I know I went out of time and this trail is cold now. But better late than ever. :P
oh, interesting! other than the assembler, which gnu tools do support z80? can you use gprof or gdb with z80 binaries? (and if you do, do you run it directly on MSX or on the Linux/Mac/Windows side?)
@santiontanon : GNU as cross assembler for z80 does not support compiling with `-pg`, and gprof cross profiler should have a way for pushing data from target to host, such a semihosting mechanism.

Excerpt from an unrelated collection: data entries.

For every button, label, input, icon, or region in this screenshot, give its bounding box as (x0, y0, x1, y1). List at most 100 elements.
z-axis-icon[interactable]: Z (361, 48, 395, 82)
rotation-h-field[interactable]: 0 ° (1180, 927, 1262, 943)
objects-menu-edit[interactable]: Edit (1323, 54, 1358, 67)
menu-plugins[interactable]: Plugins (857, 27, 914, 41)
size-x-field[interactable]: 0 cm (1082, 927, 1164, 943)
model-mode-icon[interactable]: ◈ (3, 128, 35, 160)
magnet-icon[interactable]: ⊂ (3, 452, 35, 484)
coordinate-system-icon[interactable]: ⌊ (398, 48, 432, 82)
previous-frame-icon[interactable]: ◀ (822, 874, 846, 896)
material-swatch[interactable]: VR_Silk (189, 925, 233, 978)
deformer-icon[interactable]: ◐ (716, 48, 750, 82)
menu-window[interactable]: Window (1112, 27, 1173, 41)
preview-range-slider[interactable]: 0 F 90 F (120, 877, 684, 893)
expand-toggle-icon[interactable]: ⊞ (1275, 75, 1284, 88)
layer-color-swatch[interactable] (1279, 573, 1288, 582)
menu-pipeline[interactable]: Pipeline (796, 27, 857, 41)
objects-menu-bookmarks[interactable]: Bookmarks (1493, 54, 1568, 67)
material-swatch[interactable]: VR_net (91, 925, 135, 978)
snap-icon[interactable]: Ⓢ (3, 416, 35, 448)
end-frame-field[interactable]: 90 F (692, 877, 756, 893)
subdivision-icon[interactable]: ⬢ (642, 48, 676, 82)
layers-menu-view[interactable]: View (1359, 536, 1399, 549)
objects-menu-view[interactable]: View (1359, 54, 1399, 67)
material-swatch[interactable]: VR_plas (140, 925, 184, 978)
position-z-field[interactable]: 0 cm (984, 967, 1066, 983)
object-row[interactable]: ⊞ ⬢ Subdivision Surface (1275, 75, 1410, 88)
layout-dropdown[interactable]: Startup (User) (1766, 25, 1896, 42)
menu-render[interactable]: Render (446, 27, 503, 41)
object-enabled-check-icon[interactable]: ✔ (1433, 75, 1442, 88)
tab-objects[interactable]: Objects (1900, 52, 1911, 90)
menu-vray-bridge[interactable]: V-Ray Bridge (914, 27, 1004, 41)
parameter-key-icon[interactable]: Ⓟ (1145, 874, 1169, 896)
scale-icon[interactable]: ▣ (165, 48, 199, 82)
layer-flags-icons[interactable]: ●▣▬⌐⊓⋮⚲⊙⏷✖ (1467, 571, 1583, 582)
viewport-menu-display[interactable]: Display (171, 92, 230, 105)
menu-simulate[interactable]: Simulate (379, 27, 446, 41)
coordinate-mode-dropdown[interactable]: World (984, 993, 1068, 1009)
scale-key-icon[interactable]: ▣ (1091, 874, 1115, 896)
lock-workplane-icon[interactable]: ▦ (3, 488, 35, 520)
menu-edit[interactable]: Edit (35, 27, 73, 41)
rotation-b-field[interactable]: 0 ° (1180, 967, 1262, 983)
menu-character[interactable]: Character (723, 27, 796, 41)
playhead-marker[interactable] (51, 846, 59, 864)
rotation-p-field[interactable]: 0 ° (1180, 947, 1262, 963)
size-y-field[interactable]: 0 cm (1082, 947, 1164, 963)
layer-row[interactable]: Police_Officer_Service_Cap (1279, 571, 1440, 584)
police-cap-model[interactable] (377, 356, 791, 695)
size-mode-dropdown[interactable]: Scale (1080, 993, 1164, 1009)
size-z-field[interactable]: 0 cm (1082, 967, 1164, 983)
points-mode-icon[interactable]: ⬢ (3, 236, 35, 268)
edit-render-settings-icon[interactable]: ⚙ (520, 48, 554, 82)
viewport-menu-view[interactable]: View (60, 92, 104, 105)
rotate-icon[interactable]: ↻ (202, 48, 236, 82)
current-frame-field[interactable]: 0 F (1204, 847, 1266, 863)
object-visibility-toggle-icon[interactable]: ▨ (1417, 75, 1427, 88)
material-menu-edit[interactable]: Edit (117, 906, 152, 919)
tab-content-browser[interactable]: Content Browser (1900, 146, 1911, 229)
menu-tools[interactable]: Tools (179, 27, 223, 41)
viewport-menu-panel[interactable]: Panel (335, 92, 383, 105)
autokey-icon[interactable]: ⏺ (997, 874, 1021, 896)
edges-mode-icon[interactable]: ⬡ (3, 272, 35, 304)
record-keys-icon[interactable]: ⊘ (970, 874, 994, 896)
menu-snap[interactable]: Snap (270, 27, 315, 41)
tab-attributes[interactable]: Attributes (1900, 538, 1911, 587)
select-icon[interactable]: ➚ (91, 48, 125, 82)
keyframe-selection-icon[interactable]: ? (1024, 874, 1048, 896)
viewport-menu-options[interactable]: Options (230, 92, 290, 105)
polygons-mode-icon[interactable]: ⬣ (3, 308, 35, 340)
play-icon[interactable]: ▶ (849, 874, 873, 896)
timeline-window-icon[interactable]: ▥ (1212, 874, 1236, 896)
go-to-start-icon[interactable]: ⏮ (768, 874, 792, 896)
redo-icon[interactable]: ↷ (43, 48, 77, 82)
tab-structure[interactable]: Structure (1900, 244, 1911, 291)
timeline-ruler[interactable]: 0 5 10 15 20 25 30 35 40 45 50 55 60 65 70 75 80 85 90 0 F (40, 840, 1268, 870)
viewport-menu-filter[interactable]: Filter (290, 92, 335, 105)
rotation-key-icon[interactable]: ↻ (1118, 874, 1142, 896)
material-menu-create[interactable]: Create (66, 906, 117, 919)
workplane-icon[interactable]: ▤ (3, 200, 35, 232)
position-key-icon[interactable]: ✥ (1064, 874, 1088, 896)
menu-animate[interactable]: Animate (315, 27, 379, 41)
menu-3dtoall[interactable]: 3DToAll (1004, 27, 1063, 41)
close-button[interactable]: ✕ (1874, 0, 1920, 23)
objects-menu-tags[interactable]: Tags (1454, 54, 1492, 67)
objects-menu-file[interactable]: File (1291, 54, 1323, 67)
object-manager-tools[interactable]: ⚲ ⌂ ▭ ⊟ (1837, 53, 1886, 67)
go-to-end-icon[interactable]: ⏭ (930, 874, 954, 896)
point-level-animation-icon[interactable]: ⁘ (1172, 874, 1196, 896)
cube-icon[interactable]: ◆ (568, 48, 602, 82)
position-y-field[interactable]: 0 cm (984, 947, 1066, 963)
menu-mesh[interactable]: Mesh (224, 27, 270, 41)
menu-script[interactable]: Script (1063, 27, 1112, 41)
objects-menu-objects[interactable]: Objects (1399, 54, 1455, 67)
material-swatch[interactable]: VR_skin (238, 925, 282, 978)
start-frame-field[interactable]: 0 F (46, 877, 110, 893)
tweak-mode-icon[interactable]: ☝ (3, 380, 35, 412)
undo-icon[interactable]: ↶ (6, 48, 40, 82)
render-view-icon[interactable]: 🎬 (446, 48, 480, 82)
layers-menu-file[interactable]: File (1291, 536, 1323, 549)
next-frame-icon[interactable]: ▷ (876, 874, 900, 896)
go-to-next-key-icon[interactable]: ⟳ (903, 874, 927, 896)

So it is not enabled yet.
gdb for z80 is not usable yet, Sergey Belyashov a.k.a. b-s-a is actively contributing among other volunteers.
Ciao,
Giacomo
Old numbers without repeats-in-repeats on the left (slightly updated), and numbers that also include compressing repeats inside repeats on the right.
Track Original Compressed Reduction Compressed Reduction 01 132 68 48% 58 56% 02 657 456 31% 318 52% 03 286 195 32% 140 51% 04 2052 1335 35% 935 54% 05 1863 910 51% 514 72% 06 486 317 35% 226 53% 07 413 241 42% 95 77% 08 1817 1072 41% 484 73% 09 763 495 35% 364 52% 10 2130 1190 44% 519 76% 11 2742 1676 39% 1085 60% 12 1214 695 43% 319 74% 13 3449 2116 39% 1247 64% 14 392 282 28% 230 41% 15 2269 1578 30% 1221 46% 16 831 456 45% 126 85% 17 304 198 35% 175 42% 18 653 476 27% 366 44% 19 3782 2069 45% 742 80% 20 519 382 26% 328 37% 21 1722 1250 27% 1024 41% 22 473 325 31% 245 48% 23 209 157 25% 120 43% 24 890 461 48% 166 81% 25 272 216 21% 188 31% 26 80 64 20% 58 27% 27 170 100 41% 90 47% Total 30570 18780 39% 11383 63%
Note:
- The sizes are expressed as nr. of commands
- Call / return command overhead for repeats is not counted
So this matches my earlier prediction of “an equal additional size reduction”.
When I zip the original files it also gives a 63% size reduction (from 60k to 22k). So on the surface the compression is comparable. But of course I didn’t count the cost of the call / return commands, and zip also applies Huffman compression to further reduce the size. Still I think it’ll get pretty close and be a good compression.